En cas de décès de l'un des acquéreurs, le survivant pourra, conformément aux dispositions de l'article 1873-13 du Code civil, acquérir ou se faire attribuer dans le partage la quote-part du défunt dans le bien objet de la présente vente, à charge de tenir compte à la succession de la valeur de cette quote-part à l'époque de l'acquisition ou de l'attribution.
Cette faculté sera caduque si son bénéficiaire ne l'a pas exercée par une notification faite aux héritiers dans le délai d'un mois à compter du jour où il aura été, pour la première fois, mis en demeure de prendre parti. La mise en demeure émanera valablement de l'un quelconque des héritiers. Elle ne pourra intervenir avant l'expiration du délai de quatre mois prévu à l'article 771 du Code civil pour exercer l'option successorale.
En cas de caducité de cette faculté, le partage se fera dans les conditions de droit commun.
La valeur des droits indivis du défunt sera déterminée soit conventionnellement soit, en cas de contestation, par un expert désigné par les parties sur une liste établie par la cour d'appel.
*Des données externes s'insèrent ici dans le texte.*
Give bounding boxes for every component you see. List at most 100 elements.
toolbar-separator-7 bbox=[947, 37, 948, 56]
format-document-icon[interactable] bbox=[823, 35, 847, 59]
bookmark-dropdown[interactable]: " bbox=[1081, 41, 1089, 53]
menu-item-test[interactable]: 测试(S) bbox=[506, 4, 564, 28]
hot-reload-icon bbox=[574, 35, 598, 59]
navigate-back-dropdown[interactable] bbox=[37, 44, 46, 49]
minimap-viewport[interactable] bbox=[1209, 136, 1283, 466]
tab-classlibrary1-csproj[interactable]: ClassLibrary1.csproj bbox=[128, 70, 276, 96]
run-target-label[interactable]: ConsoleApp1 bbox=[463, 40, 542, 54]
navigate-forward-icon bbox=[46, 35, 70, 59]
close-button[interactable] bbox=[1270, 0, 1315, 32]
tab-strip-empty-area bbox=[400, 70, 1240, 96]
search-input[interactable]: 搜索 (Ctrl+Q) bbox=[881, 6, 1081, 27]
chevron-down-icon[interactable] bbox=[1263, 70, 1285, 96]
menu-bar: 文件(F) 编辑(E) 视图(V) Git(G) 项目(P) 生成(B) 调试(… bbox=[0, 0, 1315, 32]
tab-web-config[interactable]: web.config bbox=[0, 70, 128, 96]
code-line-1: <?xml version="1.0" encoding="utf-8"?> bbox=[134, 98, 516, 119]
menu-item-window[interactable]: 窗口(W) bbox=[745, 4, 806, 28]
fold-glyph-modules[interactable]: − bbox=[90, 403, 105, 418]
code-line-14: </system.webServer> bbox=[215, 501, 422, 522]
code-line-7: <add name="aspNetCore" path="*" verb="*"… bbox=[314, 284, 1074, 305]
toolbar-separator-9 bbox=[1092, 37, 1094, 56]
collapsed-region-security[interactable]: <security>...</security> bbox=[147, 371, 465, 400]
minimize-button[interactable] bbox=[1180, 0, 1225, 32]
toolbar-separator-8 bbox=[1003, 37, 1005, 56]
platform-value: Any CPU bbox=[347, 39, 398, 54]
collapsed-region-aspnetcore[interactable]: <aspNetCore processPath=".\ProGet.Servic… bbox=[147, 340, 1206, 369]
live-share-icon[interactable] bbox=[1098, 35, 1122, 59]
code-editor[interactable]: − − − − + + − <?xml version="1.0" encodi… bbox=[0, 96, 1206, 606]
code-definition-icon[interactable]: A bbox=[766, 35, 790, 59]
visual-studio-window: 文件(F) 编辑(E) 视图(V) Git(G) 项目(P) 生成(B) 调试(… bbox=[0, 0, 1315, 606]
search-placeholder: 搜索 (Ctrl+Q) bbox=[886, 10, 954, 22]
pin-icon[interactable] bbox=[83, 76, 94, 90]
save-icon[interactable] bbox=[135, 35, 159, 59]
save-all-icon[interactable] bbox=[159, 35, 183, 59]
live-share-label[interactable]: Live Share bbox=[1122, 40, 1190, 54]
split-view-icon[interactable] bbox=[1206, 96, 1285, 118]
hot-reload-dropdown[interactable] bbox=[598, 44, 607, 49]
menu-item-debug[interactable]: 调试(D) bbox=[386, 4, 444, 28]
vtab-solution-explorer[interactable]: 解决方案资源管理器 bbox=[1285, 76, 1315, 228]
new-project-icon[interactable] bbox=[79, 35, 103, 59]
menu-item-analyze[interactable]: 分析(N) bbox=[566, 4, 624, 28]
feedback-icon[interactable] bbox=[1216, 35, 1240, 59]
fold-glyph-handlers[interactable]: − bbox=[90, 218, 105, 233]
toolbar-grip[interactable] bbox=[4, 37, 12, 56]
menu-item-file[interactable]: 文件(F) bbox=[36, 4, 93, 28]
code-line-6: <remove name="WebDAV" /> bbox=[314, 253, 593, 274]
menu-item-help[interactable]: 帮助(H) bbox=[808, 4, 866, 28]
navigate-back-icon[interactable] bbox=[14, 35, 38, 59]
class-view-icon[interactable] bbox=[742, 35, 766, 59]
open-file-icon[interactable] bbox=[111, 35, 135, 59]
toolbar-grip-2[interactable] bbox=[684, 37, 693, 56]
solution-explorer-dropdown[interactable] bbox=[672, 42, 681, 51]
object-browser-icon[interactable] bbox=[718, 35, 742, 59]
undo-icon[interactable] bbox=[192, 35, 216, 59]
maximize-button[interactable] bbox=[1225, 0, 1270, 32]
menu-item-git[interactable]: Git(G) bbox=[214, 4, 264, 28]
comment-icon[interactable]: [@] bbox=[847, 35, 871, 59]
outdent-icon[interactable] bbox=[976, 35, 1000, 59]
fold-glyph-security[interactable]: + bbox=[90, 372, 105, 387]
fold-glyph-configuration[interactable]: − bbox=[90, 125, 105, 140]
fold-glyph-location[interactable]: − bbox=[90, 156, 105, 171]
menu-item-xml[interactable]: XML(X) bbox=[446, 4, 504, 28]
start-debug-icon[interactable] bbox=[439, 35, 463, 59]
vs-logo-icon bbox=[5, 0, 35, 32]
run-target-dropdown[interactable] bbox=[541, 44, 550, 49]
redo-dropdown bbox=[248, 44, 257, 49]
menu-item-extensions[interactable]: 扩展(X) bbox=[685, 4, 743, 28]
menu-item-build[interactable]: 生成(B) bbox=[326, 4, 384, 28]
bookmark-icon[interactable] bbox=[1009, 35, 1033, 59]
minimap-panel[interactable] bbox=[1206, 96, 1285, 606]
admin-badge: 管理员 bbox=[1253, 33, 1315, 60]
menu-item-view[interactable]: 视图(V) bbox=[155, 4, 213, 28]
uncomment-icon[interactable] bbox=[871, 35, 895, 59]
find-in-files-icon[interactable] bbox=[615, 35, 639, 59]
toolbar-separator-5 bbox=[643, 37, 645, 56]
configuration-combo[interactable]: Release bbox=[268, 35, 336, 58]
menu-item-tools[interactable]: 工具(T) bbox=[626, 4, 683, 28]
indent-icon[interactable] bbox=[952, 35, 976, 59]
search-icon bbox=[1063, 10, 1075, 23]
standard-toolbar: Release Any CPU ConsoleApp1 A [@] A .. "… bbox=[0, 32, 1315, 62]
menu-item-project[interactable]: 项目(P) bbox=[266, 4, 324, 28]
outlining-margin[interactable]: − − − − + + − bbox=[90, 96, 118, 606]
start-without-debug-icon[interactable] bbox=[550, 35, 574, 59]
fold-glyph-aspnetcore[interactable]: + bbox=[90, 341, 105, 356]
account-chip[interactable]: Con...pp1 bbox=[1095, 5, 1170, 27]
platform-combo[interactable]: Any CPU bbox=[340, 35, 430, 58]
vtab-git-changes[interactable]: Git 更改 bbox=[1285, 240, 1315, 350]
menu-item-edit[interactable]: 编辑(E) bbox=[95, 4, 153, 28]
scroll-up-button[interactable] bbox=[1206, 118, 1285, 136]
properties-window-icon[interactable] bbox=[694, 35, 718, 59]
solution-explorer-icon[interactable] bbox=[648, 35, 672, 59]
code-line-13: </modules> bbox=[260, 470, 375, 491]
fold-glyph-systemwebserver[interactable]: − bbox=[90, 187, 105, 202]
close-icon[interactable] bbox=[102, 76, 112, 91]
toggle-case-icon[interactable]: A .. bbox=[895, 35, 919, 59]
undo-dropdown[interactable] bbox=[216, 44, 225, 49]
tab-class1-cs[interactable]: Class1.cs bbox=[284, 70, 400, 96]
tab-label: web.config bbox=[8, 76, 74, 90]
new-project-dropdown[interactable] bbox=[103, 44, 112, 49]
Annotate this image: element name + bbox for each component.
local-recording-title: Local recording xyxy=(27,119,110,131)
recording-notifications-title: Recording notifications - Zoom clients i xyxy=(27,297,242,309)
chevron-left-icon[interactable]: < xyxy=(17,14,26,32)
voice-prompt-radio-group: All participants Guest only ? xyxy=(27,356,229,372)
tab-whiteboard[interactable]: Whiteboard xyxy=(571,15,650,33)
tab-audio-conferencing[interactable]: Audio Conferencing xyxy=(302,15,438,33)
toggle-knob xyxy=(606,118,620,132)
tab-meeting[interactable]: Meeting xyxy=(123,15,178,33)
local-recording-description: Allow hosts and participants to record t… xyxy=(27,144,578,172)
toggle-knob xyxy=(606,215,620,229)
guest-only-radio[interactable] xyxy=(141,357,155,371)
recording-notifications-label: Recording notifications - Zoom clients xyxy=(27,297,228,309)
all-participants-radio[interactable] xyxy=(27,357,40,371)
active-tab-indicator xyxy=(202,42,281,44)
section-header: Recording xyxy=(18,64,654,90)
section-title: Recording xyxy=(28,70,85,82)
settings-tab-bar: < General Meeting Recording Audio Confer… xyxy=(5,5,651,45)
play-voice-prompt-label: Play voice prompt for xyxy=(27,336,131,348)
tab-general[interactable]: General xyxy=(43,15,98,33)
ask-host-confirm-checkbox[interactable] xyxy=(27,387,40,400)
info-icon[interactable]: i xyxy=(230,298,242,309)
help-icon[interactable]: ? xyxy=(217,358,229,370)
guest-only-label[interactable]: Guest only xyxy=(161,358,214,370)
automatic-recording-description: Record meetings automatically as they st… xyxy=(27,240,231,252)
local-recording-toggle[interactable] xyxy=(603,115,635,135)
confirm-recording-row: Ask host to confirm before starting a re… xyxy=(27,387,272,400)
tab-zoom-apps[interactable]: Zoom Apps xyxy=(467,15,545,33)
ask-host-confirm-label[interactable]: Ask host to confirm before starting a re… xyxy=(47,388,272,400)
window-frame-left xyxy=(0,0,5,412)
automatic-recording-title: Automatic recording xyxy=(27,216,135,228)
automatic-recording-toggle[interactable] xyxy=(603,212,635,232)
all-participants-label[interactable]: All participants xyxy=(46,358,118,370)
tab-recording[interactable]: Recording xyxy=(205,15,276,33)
En cas de désaccord des parties sur cette nomination, l'expert sera désigné par le président du tribunal judiciaire statuant en référé à titre définitif, saisi alors par la partie la plus diligente.
L'acte de cession devra être établi dans les trois mois soit de l'accord amiable sur le prix, soit de la production de l'expertise.
Le prix (si acquisition), ou la soulte éventuelle (si attribution) est payable comptant, sauf accord des parties sur une autre modalité de paiement.